Russia said to tell Iran to leave Syrian sites amid rise in apparent Israeli strikes

Saudi-owned paper quotes Syrian officials as saying Moscow ordered Iran to leave bases in areas Russia sees as important, as it seeks stability

Emanuel (Mannie) Fabian is The Times of Israel's military correspondent

File: A fire is seen after an alleged airstrike near the Syrian city of Masyaf, on August 25, 2022. (Social media: used in accordance with Clause 27a of the Copyright Law)
File: A fire is seen after an alleged airstrike near the Syrian city of Masyaf, on August 25, 2022. (Social media: used in accordance with Clause 27a of the Copyright Law)

Russia has demanded that Iran and its militias withdraw from positions across Syria, amid an apparent uptick in airstrikes attributed to Israel in recent weeks, according to a Friday report.

A-Sharq Al-Awsat, a Saudi-owned daily published in London, cited Syrian officials as saying Russian officers called on their Iranian counterparts during a Wednesday meeting at the Hama Military Airport in central Syria, to leave several sites in the country.

The report said the three Russian officers demanded they evacuate the Iranian military headquarters in the western Hama province, which is situated next to the Syrian army’s Regiment 49 base.

The base is considered an important military site to Syria, as it is used to store missiles for the S-200 air defense system, as well as other Russian-made military equipment, the report said.

Another site the Russian officers demanded the Iranians evacuate was close to the coastal city of al-Hamidiyah, south of Tartus, the report said. In July, Syria accused Israel of targeting a site in the town, in a rare morning airstrike.

The report said the calls came as Russia was seeking to maintain stability in Syria, and to deprive Israel of targets to bomb in areas Russia sees as important. An airstrike attributed to Israel last month hit several Iranian sites close to Russia’s main naval base in Syria, at the port city of Tartus.

File: A Russian navy missile ship ‘Veliky Ustyug’ sails off from the Russian naval facility in Tartus, Syria, on patrol in the Mediterranean, September 26, 2019. (AP Photo/Alexander Zemlianichenko)

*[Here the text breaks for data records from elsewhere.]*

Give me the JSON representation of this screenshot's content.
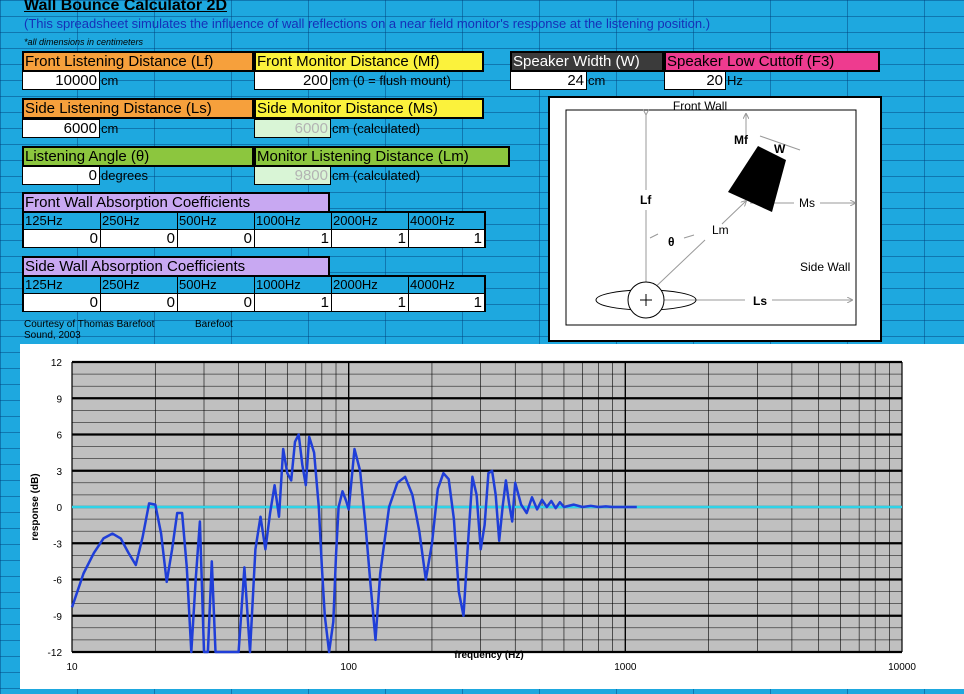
{
  "header": {
    "title": "Wall Bounce Calculator 2D",
    "subtitle": "(This spreadsheet simulates the influence of wall reflections on a near field monitor's response at the listening position.)",
    "note": "*all dimensions in centimeters"
  },
  "fields": {
    "front_listening": {
      "label": "Front Listening Distance (Lf)",
      "value": "10000",
      "unit": "cm"
    },
    "front_monitor": {
      "label": "Front Monitor Distance (Mf)",
      "value": "200",
      "unit": "cm  (0 = flush mount)"
    },
    "speaker_width": {
      "label": "Speaker Width (W)",
      "value": "24",
      "unit": "cm"
    },
    "speaker_cutoff": {
      "label": "Speaker Low Cuttoff (F3)",
      "value": "20",
      "unit": "Hz"
    },
    "side_listening": {
      "label": "Side Listening Distance (Ls)",
      "value": "6000",
      "unit": "cm"
    },
    "side_monitor": {
      "label": "Side Monitor Distance (Ms)",
      "value": "6000",
      "unit": "cm  (calculated)"
    },
    "listening_angle": {
      "label": "Listening Angle (θ)",
      "value": "0",
      "unit": "degrees"
    },
    "monitor_listening": {
      "label": "Monitor Listening Distance (Lm)",
      "value": "9800",
      "unit": "cm  (calculated)"
    }
  },
  "front_wall_absorption": {
    "label": "Front Wall Absorption Coefficients",
    "bands": [
      "125Hz",
      "250Hz",
      "500Hz",
      "1000Hz",
      "2000Hz",
      "4000Hz"
    ],
    "values": [
      "0",
      "0",
      "0",
      "1",
      "1",
      "1"
    ]
  },
  "side_wall_absorption": {
    "label": "Side Wall Absorption Coefficients",
    "bands": [
      "125Hz",
      "250Hz",
      "500Hz",
      "1000Hz",
      "2000Hz",
      "4000Hz"
    ],
    "values": [
      "0",
      "0",
      "0",
      "1",
      "1",
      "1"
    ]
  },
  "credit": {
    "line1": "Courtesy of Thomas Barefoot",
    "line2": "Barefoot",
    "line3": "Sound, 2003"
  },
  "diagram": {
    "front_wall": "Front Wall",
    "side_wall": "Side Wall",
    "lf": "Lf",
    "mf": "Mf",
    "w": "W",
    "ms": "Ms",
    "lm": "Lm",
    "theta": "θ",
    "ls": "Ls"
  },
  "chart_data": {
    "type": "line",
    "xlabel": "frequency (Hz)",
    "ylabel": "response (dB)",
    "xscale": "log",
    "xlim": [
      10,
      10000
    ],
    "ylim": [
      -12,
      12
    ],
    "xticks": [
      "10",
      "100",
      "1000",
      "10000"
    ],
    "yticks": [
      "12",
      "9",
      "6",
      "3",
      "0",
      "-3",
      "-6",
      "-9",
      "-12"
    ],
    "grid": true,
    "zero_line_color": "#2ed3e8",
    "series_color": "#1f3ed8",
    "x": [
      10,
      11,
      12,
      13,
      14,
      15,
      16,
      17,
      18,
      19,
      20,
      21,
      22,
      23,
      24,
      25,
      26,
      27,
      28,
      29,
      30,
      31,
      32,
      33,
      34,
      35,
      36,
      38,
      40,
      42,
      44,
      46,
      48,
      50,
      52,
      54,
      56,
      58,
      60,
      62,
      64,
      66,
      68,
      70,
      72,
      75,
      78,
      80,
      82,
      85,
      88,
      90,
      92,
      95,
      98,
      100,
      105,
      110,
      115,
      120,
      125,
      130,
      140,
      150,
      160,
      170,
      180,
      190,
      200,
      210,
      220,
      230,
      240,
      250,
      260,
      270,
      280,
      290,
      300,
      310,
      320,
      330,
      340,
      350,
      360,
      370,
      380,
      390,
      400,
      420,
      440,
      460,
      480,
      500,
      520,
      540,
      560,
      580,
      600,
      650,
      700,
      750,
      800,
      850,
      900,
      950,
      1000,
      1050,
      1100
    ],
    "y": [
      -8.3,
      -5.5,
      -3.8,
      -2.6,
      -2.2,
      -2.6,
      -3.8,
      -4.8,
      -2.5,
      0.3,
      0.2,
      -2.2,
      -6.2,
      -3.5,
      -0.5,
      -0.5,
      -5.0,
      -12.0,
      -6.0,
      -1.2,
      -12.0,
      -12.0,
      -4.5,
      -12.0,
      -12.0,
      -12.0,
      -12.0,
      -12.0,
      -12.0,
      -5.0,
      -12.0,
      -3.5,
      -0.8,
      -3.5,
      -0.5,
      1.8,
      -0.8,
      4.8,
      2.8,
      2.2,
      5.4,
      6.0,
      3.5,
      1.8,
      5.8,
      4.5,
      0.0,
      -5.0,
      -9.0,
      -12.0,
      -9.5,
      -4.0,
      0.0,
      1.3,
      0.5,
      -0.2,
      4.8,
      3.0,
      -1.5,
      -6.5,
      -11.0,
      -5.5,
      0.0,
      2.0,
      2.5,
      1.0,
      -2.0,
      -6.0,
      -3.0,
      1.5,
      2.8,
      2.3,
      -1.0,
      -7.0,
      -9.0,
      -3.0,
      2.5,
      1.0,
      -3.5,
      -1.5,
      2.8,
      3.0,
      1.0,
      -2.8,
      0.0,
      2.2,
      0.3,
      -1.2,
      2.0,
      0.2,
      -0.5,
      0.8,
      -0.2,
      0.6,
      0.0,
      0.5,
      -0.1,
      0.4,
      0.0,
      0.2,
      0.0,
      0.1,
      0.0,
      0.05,
      0.0,
      0.0,
      0.0,
      0.0,
      0.0
    ]
  }
}
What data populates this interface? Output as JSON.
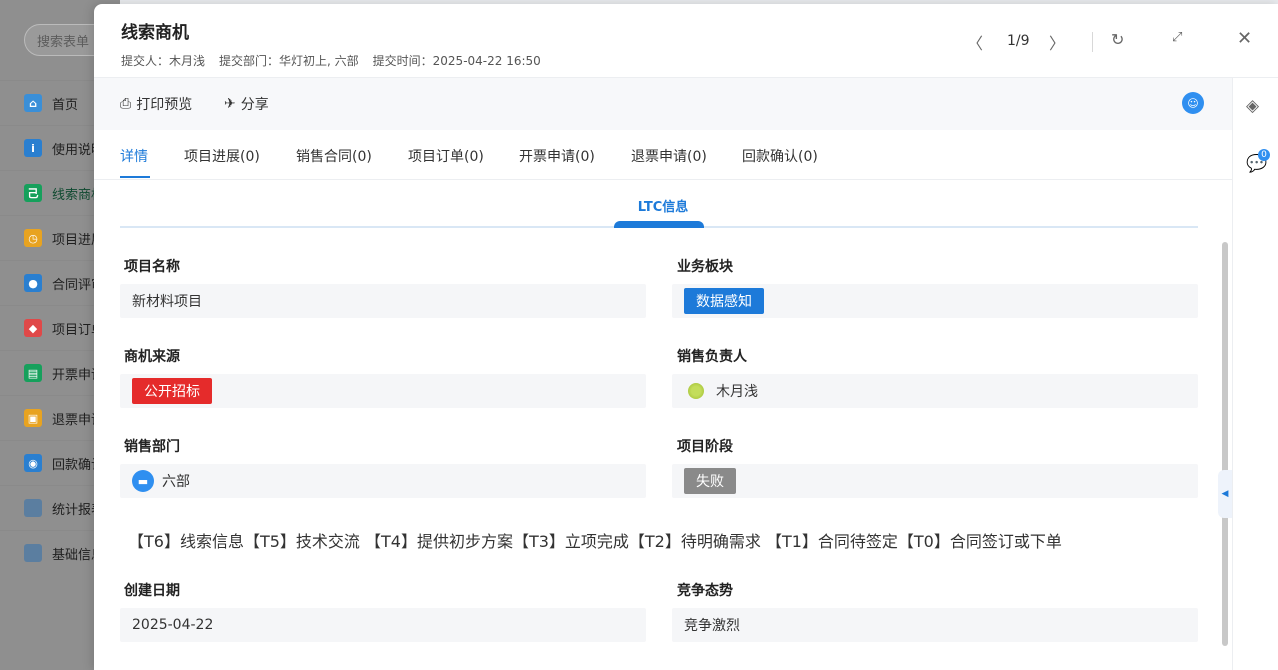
{
  "background": {
    "search_placeholder": "搜索表单",
    "nav": [
      {
        "label": "首页",
        "icon": "home-icon",
        "color": "#3a8fd8"
      },
      {
        "label": "使用说明",
        "icon": "info-icon",
        "color": "#2a7fd0"
      },
      {
        "label": "线索商机",
        "icon": "lead-icon",
        "color": "#16a05c"
      },
      {
        "label": "项目进展",
        "icon": "clock-icon",
        "color": "#e8a320"
      },
      {
        "label": "合同评审",
        "icon": "user-icon",
        "color": "#2a7fd0"
      },
      {
        "label": "项目订单",
        "icon": "tag-icon",
        "color": "#e04848"
      },
      {
        "label": "开票申请",
        "icon": "invoice-icon",
        "color": "#16a05c"
      },
      {
        "label": "退票申请",
        "icon": "refund-icon",
        "color": "#e8a320"
      },
      {
        "label": "回款确认",
        "icon": "payment-icon",
        "color": "#2a7fd0"
      },
      {
        "label": "统计报表",
        "icon": "folder-icon",
        "color": "#5b7ea0"
      },
      {
        "label": "基础信息",
        "icon": "folder-icon",
        "color": "#5b7ea0"
      }
    ]
  },
  "header": {
    "title": "线索商机",
    "submitter": "提交人：木月浅",
    "department": "提交部门：华灯初上, 六部",
    "time": "提交时间：2025-04-22 16:50",
    "pager": "1/9"
  },
  "toolbar": {
    "print_label": "打印预览",
    "share_label": "分享"
  },
  "tabs": [
    {
      "label": "详情"
    },
    {
      "label": "项目进展(0)"
    },
    {
      "label": "销售合同(0)"
    },
    {
      "label": "项目订单(0)"
    },
    {
      "label": "开票申请(0)"
    },
    {
      "label": "退票申请(0)"
    },
    {
      "label": "回款确认(0)"
    }
  ],
  "right_rail": {
    "comment_count": "0"
  },
  "section": {
    "title": "LTC信息"
  },
  "fields": {
    "project_name": {
      "label": "项目名称",
      "value": "新材料项目"
    },
    "business_segment": {
      "label": "业务板块",
      "value": "数据感知"
    },
    "opportunity_source": {
      "label": "商机来源",
      "value": "公开招标"
    },
    "sales_owner": {
      "label": "销售负责人",
      "value": "木月浅"
    },
    "sales_dept": {
      "label": "销售部门",
      "value": "六部"
    },
    "project_stage": {
      "label": "项目阶段",
      "value": "失败"
    },
    "stage_legend": "【T6】线索信息【T5】技术交流 【T4】提供初步方案【T3】立项完成【T2】待明确需求 【T1】合同待签定【T0】合同签订或下单",
    "created_date": {
      "label": "创建日期",
      "value": "2025-04-22"
    },
    "competition": {
      "label": "竞争态势",
      "value": "竞争激烈"
    }
  },
  "colors": {
    "accent": "#1d7ad9",
    "danger": "#e52b2b",
    "muted": "#8a8a8a"
  }
}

As a rule, Israel’s military does not comment on specific strikes in Syria, but has admitted to conducting hundreds of sorties against Iran-backed groups attempting to gain a foothold in the country in recent years. It says it also attacks arms shipments believed to be bound for those groups, chief among them Lebanese Hezbollah.

A major airstrike last week targeted numerous buildings at a Syrian weapons base in the Masyaf area of Hama. The Scientific Studies and Research Center, known as CERS, has been reported to house an Iranian missile manufacturing plant.

Israeli strikes have continued in Syrian airspace, which is largely controlled by Russia, even as ties with Moscow have deteriorated in recent months. Israel has found itself at odds with Russia as it has increasingly supported Ukraine while seeking to maintain freedom of movement in Syria’s skies.

The most recent airstrike attributed to Israel occurred Wednesday night, when two major airports — one in the northern city of Aleppo and the second near the capital Damascus — were damaged.